Watch City Dump: The Story of the 1951 CCNY Basketball Scandal
- 57 min
City Dump: The Story of the 1951 CCNY Basketball Scandal is a 1998 documentary that tells the story of one of the biggest sports scandals in American history. The movie takes us back to 1951, when the City College of New York (CCNY) basketball team shocked the world by winning both the NCAA and National Invitation Tournament (NIT) championships.
The CCNY team was made up entirely of local boys, many of whom were Jewish and African American. Led by head coach Nat Holman, they played a fast-paced, aggressive style of basketball that was ahead of its time. But beneath the surface, there was a dark secret. The players had been paid to throw games, both during the regular season and in the postseason tournaments.
The scandal rocked the basketball world and sent shockwaves through America. It was the first time that a major college sports program had been caught engaging in bribery and point-shaving. The movie explores how the scandal unfolded and the impact it had on the lives of those involved.
The documentary features interviews with some of the key players and coaches from the CCNY basketball team, including Nat Holman himself. The film also includes archival footage of games from the 1951 season and interviews with sportswriters who covered the story at the time.
One of the most compelling aspects of the movie is its portrayal of the players themselves. Most of them came from working-class backgrounds and had never had the opportunity to attend college before receiving scholarships to CCNY. They were thrust into the spotlight and put under immense pressure to win games and bring glory to their city. The temptation to take bribes and throw games was too great for some of them to resist.
The documentary also explores the broader societal context of the scandal. In 1951, New York City was a place of great social and political upheaval. The Civil Rights Movement was gaining momentum, and the Red Scare was in full swing. The CCNY scandal played into fears about corruption and moral decay in American society. The fact that the players were mostly Jewish and African American only added to the sense of outrage.

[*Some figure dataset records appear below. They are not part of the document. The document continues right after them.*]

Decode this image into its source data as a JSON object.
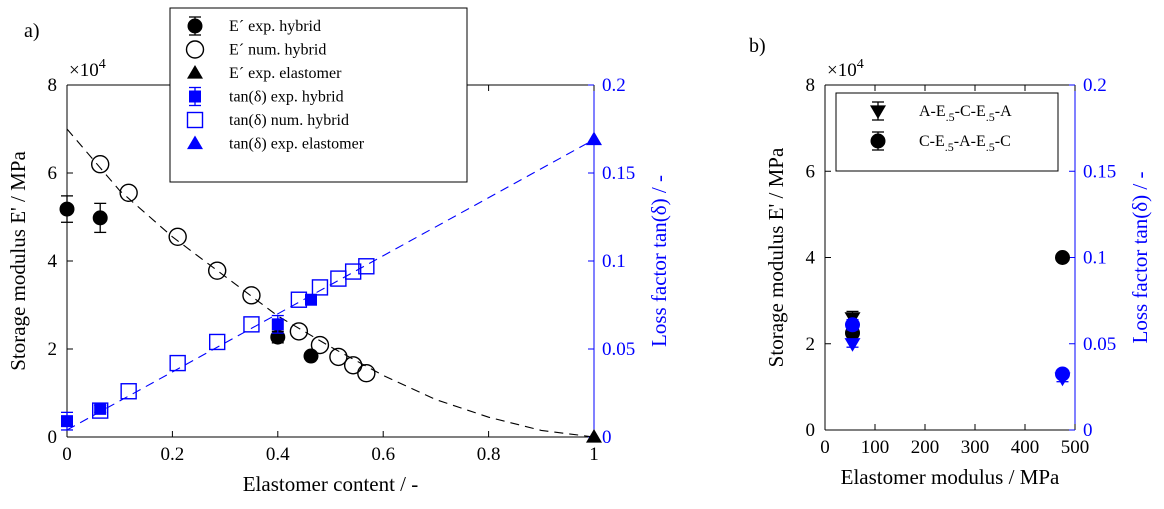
{
  "colors": {
    "left_axis": "#000000",
    "right_axis": "#0000ff",
    "hybrid_series": "#000000",
    "tan_series": "#0000ff"
  },
  "chart_data": [
    {
      "panel_label": "a)",
      "type": "scatter",
      "xlabel": "Elastomer content / -",
      "ylabel_left": "Storage modulus E' / MPa",
      "ylabel_right": "Loss factor tan(δ)  / -",
      "left_multiplier": "×10",
      "left_multiplier_exp": "4",
      "xlim": [
        0,
        1
      ],
      "ylim_left": [
        0,
        80000
      ],
      "ylim_right": [
        0,
        0.2
      ],
      "xticks": [
        "0",
        "0.2",
        "0.4",
        "0.6",
        "0.8",
        "1"
      ],
      "xtick_values": [
        0,
        0.2,
        0.4,
        0.6,
        0.8,
        1
      ],
      "yticks_left": [
        "0",
        "2",
        "4",
        "6",
        "8"
      ],
      "ytick_values_left": [
        0,
        20000,
        40000,
        60000,
        80000
      ],
      "yticks_right": [
        "0",
        "0.05",
        "0.1",
        "0.15",
        "0.2"
      ],
      "ytick_values_right": [
        0,
        0.05,
        0.1,
        0.15,
        0.2
      ],
      "legend_position": "top-center",
      "series": [
        {
          "name": "E´ exp. hybrid",
          "axis": "left",
          "marker": "filled-circle",
          "color": "#000000",
          "x": [
            0,
            0.063,
            0.4,
            0.463
          ],
          "y": [
            51800,
            49800,
            22700,
            18400
          ],
          "err": [
            3000,
            3300,
            1300,
            800
          ]
        },
        {
          "name": "E´ num. hybrid",
          "axis": "left",
          "marker": "open-circle",
          "color": "#000000",
          "x": [
            0.063,
            0.117,
            0.21,
            0.285,
            0.35,
            0.44,
            0.48,
            0.515,
            0.543,
            0.568
          ],
          "y": [
            62000,
            55500,
            45500,
            37800,
            32200,
            24000,
            20900,
            18200,
            16300,
            14500
          ]
        },
        {
          "name": "E´ exp. elastomer",
          "axis": "left",
          "marker": "filled-triangle",
          "color": "#000000",
          "x": [
            1
          ],
          "y": [
            0
          ]
        },
        {
          "name": "tan(δ) exp. hybrid",
          "axis": "right",
          "marker": "filled-square",
          "color": "#0000ff",
          "x": [
            0,
            0.063,
            0.4,
            0.463
          ],
          "y": [
            0.009,
            0.016,
            0.064,
            0.078
          ],
          "err": [
            0.005,
            0.002,
            0.005,
            0.002
          ]
        },
        {
          "name": "tan(δ)  num. hybrid",
          "axis": "right",
          "marker": "open-square",
          "color": "#0000ff",
          "x": [
            0.063,
            0.117,
            0.21,
            0.285,
            0.35,
            0.44,
            0.48,
            0.515,
            0.543,
            0.568
          ],
          "y": [
            0.015,
            0.026,
            0.042,
            0.054,
            0.064,
            0.078,
            0.085,
            0.09,
            0.094,
            0.097
          ]
        },
        {
          "name": "tan(δ)  exp. elastomer",
          "axis": "right",
          "marker": "filled-triangle",
          "color": "#0000ff",
          "x": [
            1
          ],
          "y": [
            0.169
          ]
        }
      ],
      "fit_curves": [
        {
          "axis": "left",
          "color": "#000000",
          "style": "dashed",
          "x": [
            0,
            0.1,
            0.2,
            0.3,
            0.4,
            0.5,
            0.6,
            0.7,
            0.8,
            0.9,
            1.0
          ],
          "y": [
            70000,
            56000,
            45500,
            36500,
            27500,
            20500,
            14000,
            8500,
            4500,
            1500,
            0
          ]
        },
        {
          "axis": "right",
          "color": "#0000ff",
          "style": "dashed",
          "x": [
            0,
            1
          ],
          "y": [
            0.004,
            0.169
          ]
        }
      ]
    },
    {
      "panel_label": "b)",
      "type": "scatter",
      "xlabel": "Elastomer modulus / MPa",
      "ylabel_left": "Storage modulus E' / MPa",
      "ylabel_right": "Loss factor tan(δ)  / -",
      "left_multiplier": "×10",
      "left_multiplier_exp": "4",
      "xlim": [
        0,
        500
      ],
      "ylim_left": [
        0,
        80000
      ],
      "ylim_right": [
        0,
        0.2
      ],
      "xticks": [
        "0",
        "100",
        "200",
        "300",
        "400",
        "500"
      ],
      "xtick_values": [
        0,
        100,
        200,
        300,
        400,
        500
      ],
      "yticks_left": [
        "0",
        "2",
        "4",
        "6",
        "8"
      ],
      "ytick_values_left": [
        0,
        20000,
        40000,
        60000,
        80000
      ],
      "yticks_right": [
        "0",
        "0.05",
        "0.1",
        "0.15",
        "0.2"
      ],
      "ytick_values_right": [
        0,
        0.05,
        0.1,
        0.15,
        0.2
      ],
      "legend_position": "top-right",
      "series": [
        {
          "name": "A-E.5-C-E.5-A",
          "legend_parts": [
            "A-E",
            ".5",
            "-C-E",
            ".5",
            "-A"
          ],
          "axis": "left",
          "marker": "filled-down-triangle",
          "color": "#000000",
          "x": [
            55
          ],
          "y": [
            26000
          ],
          "err": [
            1500
          ]
        },
        {
          "name": "C-E.5-A-E.5-C",
          "legend_parts": [
            "C-E",
            ".5",
            "-A-E",
            ".5",
            "-C"
          ],
          "axis": "left",
          "marker": "filled-circle",
          "color": "#000000",
          "x": [
            55,
            475
          ],
          "y": [
            22500,
            40000
          ],
          "err": [
            1000,
            800
          ]
        },
        {
          "name": "",
          "axis": "right",
          "marker": "filled-down-triangle",
          "color": "#0000ff",
          "x": [
            55,
            475
          ],
          "y": [
            0.05,
            0.03
          ],
          "err": [
            0.002,
            0.002
          ]
        },
        {
          "name": "",
          "axis": "right",
          "marker": "filled-circle",
          "color": "#0000ff",
          "x": [
            55,
            475
          ],
          "y": [
            0.061,
            0.0325
          ],
          "err": [
            0.003,
            0.002
          ]
        }
      ]
    }
  ]
}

Liev Schreiber narrates the movie, and his voice provides a measured, reflective tone that suits the subject matter. Marty Glickman, a legendary sports announcer who covered the CCNY team in 1951, is also interviewed and provides valuable insights into the scandal. Director George Roy uses a mix of talking head interviews, archival footage, and reenactments to bring the story to life.

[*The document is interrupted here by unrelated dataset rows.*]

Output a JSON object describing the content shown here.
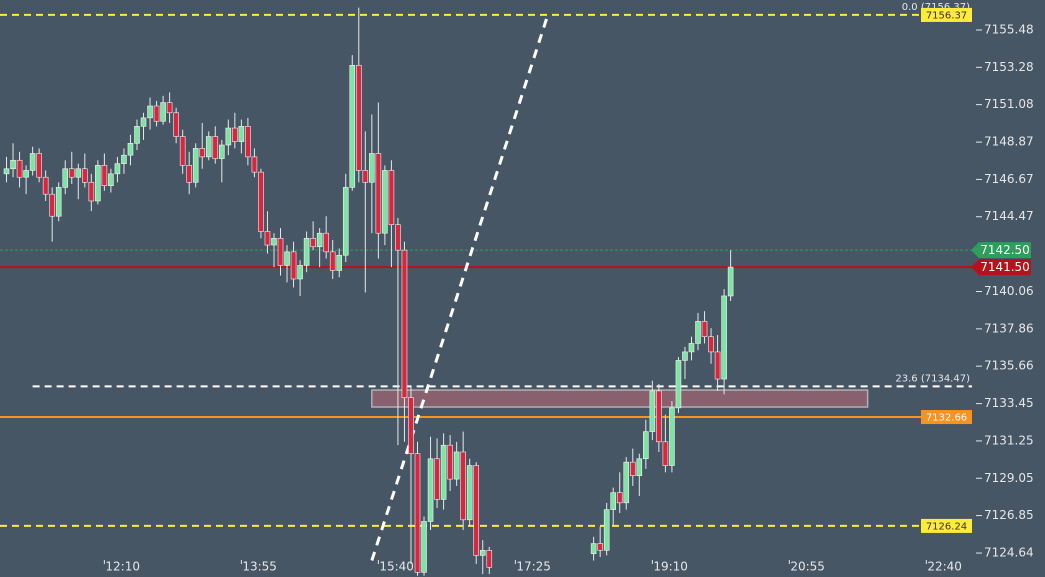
{
  "chart_data": {
    "type": "candlestick",
    "xlim": [
      "10:50",
      "23:15"
    ],
    "ylim": [
      7124.23,
      7157.25
    ],
    "xticks": [
      "12:10",
      "13:55",
      "15:40",
      "17:25",
      "19:10",
      "20:55",
      "22:40"
    ],
    "yticks": [
      7155.48,
      7153.28,
      7151.08,
      7148.87,
      7146.67,
      7144.47,
      7140.06,
      7137.86,
      7135.66,
      7133.45,
      7131.25,
      7129.05,
      7126.85,
      7124.64
    ],
    "up_color": "#7fe3a4",
    "down_color": "#d9263f",
    "x": [
      "10:55",
      "11:00",
      "11:05",
      "11:10",
      "11:15",
      "11:20",
      "11:25",
      "11:30",
      "11:35",
      "11:40",
      "11:45",
      "11:50",
      "11:55",
      "12:00",
      "12:05",
      "12:10",
      "12:15",
      "12:20",
      "12:25",
      "12:30",
      "12:35",
      "12:40",
      "12:45",
      "12:50",
      "12:55",
      "13:00",
      "13:05",
      "13:10",
      "13:15",
      "13:20",
      "13:25",
      "13:30",
      "13:35",
      "13:40",
      "13:45",
      "13:50",
      "13:55",
      "14:00",
      "14:05",
      "14:10",
      "14:15",
      "14:20",
      "14:25",
      "14:30",
      "14:35",
      "14:40",
      "14:45",
      "14:50",
      "14:55",
      "15:00",
      "15:05",
      "15:10",
      "15:15",
      "15:20",
      "15:25",
      "15:30",
      "15:35",
      "15:40",
      "15:45",
      "15:50",
      "15:55",
      "16:00",
      "16:05",
      "16:10",
      "16:15",
      "16:20",
      "16:25",
      "16:30",
      "16:35",
      "16:40",
      "16:45",
      "16:50",
      "16:55",
      "17:00",
      "17:05",
      "18:25",
      "18:30",
      "18:35",
      "18:40",
      "18:45",
      "18:50",
      "18:55",
      "19:00",
      "19:05",
      "19:10",
      "19:15",
      "19:20",
      "19:25",
      "19:30",
      "19:35",
      "19:40",
      "19:45",
      "19:50",
      "19:55",
      "20:00",
      "20:05",
      "20:10"
    ],
    "open": [
      7147.0,
      7147.3,
      7147.8,
      7146.8,
      7147.2,
      7148.2,
      7146.8,
      7145.8,
      7144.5,
      7146.2,
      7147.3,
      7146.8,
      7147.3,
      7146.5,
      7145.4,
      7147.5,
      7146.3,
      7147.0,
      7147.6,
      7148.1,
      7148.8,
      7149.8,
      7150.3,
      7151.0,
      7150.1,
      7151.2,
      7150.6,
      7149.2,
      7147.5,
      7146.5,
      7148.5,
      7148.0,
      7149.2,
      7147.9,
      7148.7,
      7149.7,
      7148.9,
      7149.8,
      7148.0,
      7147.1,
      7143.6,
      7142.8,
      7143.2,
      7141.6,
      7142.4,
      7140.8,
      7141.6,
      7143.2,
      7142.7,
      7143.5,
      7142.4,
      7141.3,
      7142.2,
      7146.2,
      7153.4,
      7147.2,
      7146.5,
      7148.2,
      7143.5,
      7147.2,
      7144.0,
      7142.5,
      7133.8,
      7130.5,
      7123.5,
      7126.5,
      7130.2,
      7127.8,
      7131.0,
      7129.0,
      7130.6,
      7126.6,
      7129.8,
      7124.5,
      7124.8,
      7124.6,
      7125.2,
      7124.8,
      7127.2,
      7128.2,
      7127.6,
      7130.0,
      7129.2,
      7130.2,
      7131.8,
      7134.2,
      7131.2,
      7129.8,
      7133.2,
      7136.0,
      7136.5,
      7137.0,
      7138.3,
      7137.4,
      7136.5,
      7134.9,
      7139.8
    ],
    "high": [
      7148.0,
      7148.8,
      7148.3,
      7147.5,
      7148.6,
      7148.5,
      7147.2,
      7146.2,
      7146.5,
      7147.8,
      7148.3,
      7147.6,
      7148.2,
      7147.0,
      7147.8,
      7148.2,
      7147.3,
      7148.0,
      7148.5,
      7149.3,
      7150.2,
      7150.6,
      7151.5,
      7151.3,
      7151.6,
      7151.8,
      7150.9,
      7149.6,
      7148.3,
      7148.8,
      7150.0,
      7149.5,
      7149.8,
      7149.0,
      7150.2,
      7150.6,
      7150.2,
      7150.3,
      7148.5,
      7147.3,
      7144.8,
      7143.5,
      7143.8,
      7142.8,
      7143.0,
      7141.9,
      7143.6,
      7144.2,
      7143.8,
      7144.5,
      7143.1,
      7142.6,
      7147.0,
      7154.0,
      7156.8,
      7149.5,
      7150.5,
      7151.2,
      7147.5,
      7147.8,
      7144.4,
      7143.0,
      7134.5,
      7131.2,
      7126.8,
      7131.5,
      7131.4,
      7131.7,
      7131.6,
      7131.2,
      7131.8,
      7130.2,
      7130.0,
      7125.4,
      7125.0,
      7125.6,
      7126.2,
      7127.6,
      7128.5,
      7129.4,
      7130.3,
      7130.8,
      7130.5,
      7132.5,
      7134.8,
      7134.6,
      7132.8,
      7133.6,
      7136.2,
      7136.8,
      7137.4,
      7138.8,
      7138.9,
      7137.9,
      7137.5,
      7140.2,
      7142.5
    ],
    "low": [
      7146.5,
      7146.8,
      7146.2,
      7145.8,
      7146.9,
      7146.5,
      7145.4,
      7143.0,
      7144.2,
      7145.8,
      7146.4,
      7145.5,
      7146.2,
      7144.8,
      7145.2,
      7146.0,
      7145.9,
      7146.5,
      7147.0,
      7147.5,
      7148.4,
      7149.0,
      7149.6,
      7149.8,
      7149.9,
      7150.0,
      7148.8,
      7147.0,
      7145.8,
      7146.2,
      7147.3,
      7147.8,
      7147.6,
      7146.5,
      7148.1,
      7148.5,
      7148.2,
      7147.5,
      7146.8,
      7143.2,
      7142.3,
      7141.5,
      7141.0,
      7140.6,
      7140.3,
      7139.8,
      7141.2,
      7142.5,
      7141.5,
      7142.0,
      7140.8,
      7140.9,
      7141.8,
      7146.0,
      7146.5,
      7140.0,
      7143.5,
      7142.0,
      7142.8,
      7141.5,
      7131.0,
      7131.2,
      7124.0,
      7123.3,
      7123.3,
      7126.0,
      7127.3,
      7127.2,
      7128.3,
      7128.6,
      7126.0,
      7126.2,
      7124.0,
      7123.4,
      7123.4,
      7124.2,
      7124.4,
      7124.5,
      7126.3,
      7127.0,
      7127.2,
      7128.6,
      7128.0,
      7129.6,
      7131.3,
      7130.6,
      7129.4,
      7129.4,
      7132.9,
      7134.9,
      7136.0,
      7136.6,
      7137.0,
      7135.8,
      7134.2,
      7134.0,
      7139.5
    ],
    "close": [
      7147.3,
      7147.8,
      7146.8,
      7147.2,
      7148.2,
      7146.8,
      7145.8,
      7144.5,
      7146.2,
      7147.3,
      7146.8,
      7147.3,
      7146.5,
      7145.4,
      7147.5,
      7146.3,
      7147.0,
      7147.6,
      7148.1,
      7148.8,
      7149.8,
      7150.3,
      7151.0,
      7150.1,
      7151.2,
      7150.6,
      7149.2,
      7147.5,
      7146.5,
      7148.5,
      7148.0,
      7149.2,
      7147.9,
      7148.7,
      7149.7,
      7148.9,
      7149.8,
      7148.0,
      7147.1,
      7143.6,
      7142.8,
      7143.2,
      7141.6,
      7142.4,
      7140.8,
      7141.6,
      7143.2,
      7142.7,
      7143.5,
      7142.4,
      7141.3,
      7142.2,
      7146.2,
      7153.4,
      7147.2,
      7146.5,
      7148.2,
      7143.5,
      7147.2,
      7144.0,
      7142.5,
      7133.8,
      7130.5,
      7123.5,
      7126.5,
      7130.2,
      7127.8,
      7131.0,
      7129.0,
      7130.6,
      7126.6,
      7129.8,
      7124.5,
      7124.8,
      7123.8,
      7125.2,
      7124.8,
      7127.2,
      7128.2,
      7127.6,
      7130.0,
      7129.2,
      7130.2,
      7131.8,
      7134.2,
      7131.2,
      7129.8,
      7133.2,
      7136.0,
      7136.5,
      7137.0,
      7138.3,
      7137.4,
      7136.5,
      7134.9,
      7139.8,
      7141.5
    ],
    "zone": {
      "x": [
        "15:35",
        "21:55"
      ],
      "y": [
        7133.25,
        7134.25
      ],
      "color": "#a06470"
    },
    "trendline": {
      "x": [
        "15:35",
        "17:50"
      ],
      "y": [
        7124.2,
        7156.4
      ],
      "color": "#ffffff"
    },
    "levels": [
      {
        "value": 7156.37,
        "label": "0.0 (7156.37)",
        "tag": "7156.37",
        "color": "#ffeb3b",
        "style": "dashed",
        "tag_position": "plot",
        "tag_text_color": "#333333"
      },
      {
        "value": 7134.47,
        "label": "23.6 (7134.47)",
        "color": "#ffffff",
        "style": "dashed",
        "from": "11:15"
      },
      {
        "value": 7132.66,
        "tag": "7132.66",
        "color": "#f7931e",
        "style": "solid",
        "tag_position": "plot",
        "tag_text_color": "#ffffff"
      },
      {
        "value": 7126.24,
        "tag": "7126.24",
        "color": "#ffeb3b",
        "style": "dashed",
        "tag_position": "plot",
        "tag_text_color": "#333333"
      },
      {
        "value": 7142.5,
        "tag": "7142.50",
        "color": "#2e9e5b",
        "style": "dotted",
        "tag_position": "axis",
        "tag_text_color": "#ffffff"
      },
      {
        "value": 7141.5,
        "tag": "7141.50",
        "color": "#b5121b",
        "style": "solid",
        "tag_position": "axis",
        "tag_text_color": "#ffffff"
      }
    ]
  }
}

Overall, City Dump: The Story of the 1951 CCNY Basketball Scandal is a powerful and thought-provoking documentary that shines a light on a dark chapter in American sports history. It shows how corruption and greed can undermine even the most honorable of endeavors and reminds us of the importance of integrity in all aspects of life. The movie will appeal to anyone interested in sports history or social justice issues.
City Dump: The Story of the 1951 CCNY Basketball Scandal is a 1998 documentary with a runtime of 57 minutes. It has received mostly positive reviews from critics and viewers, who have given it an IMDb score of 7.4.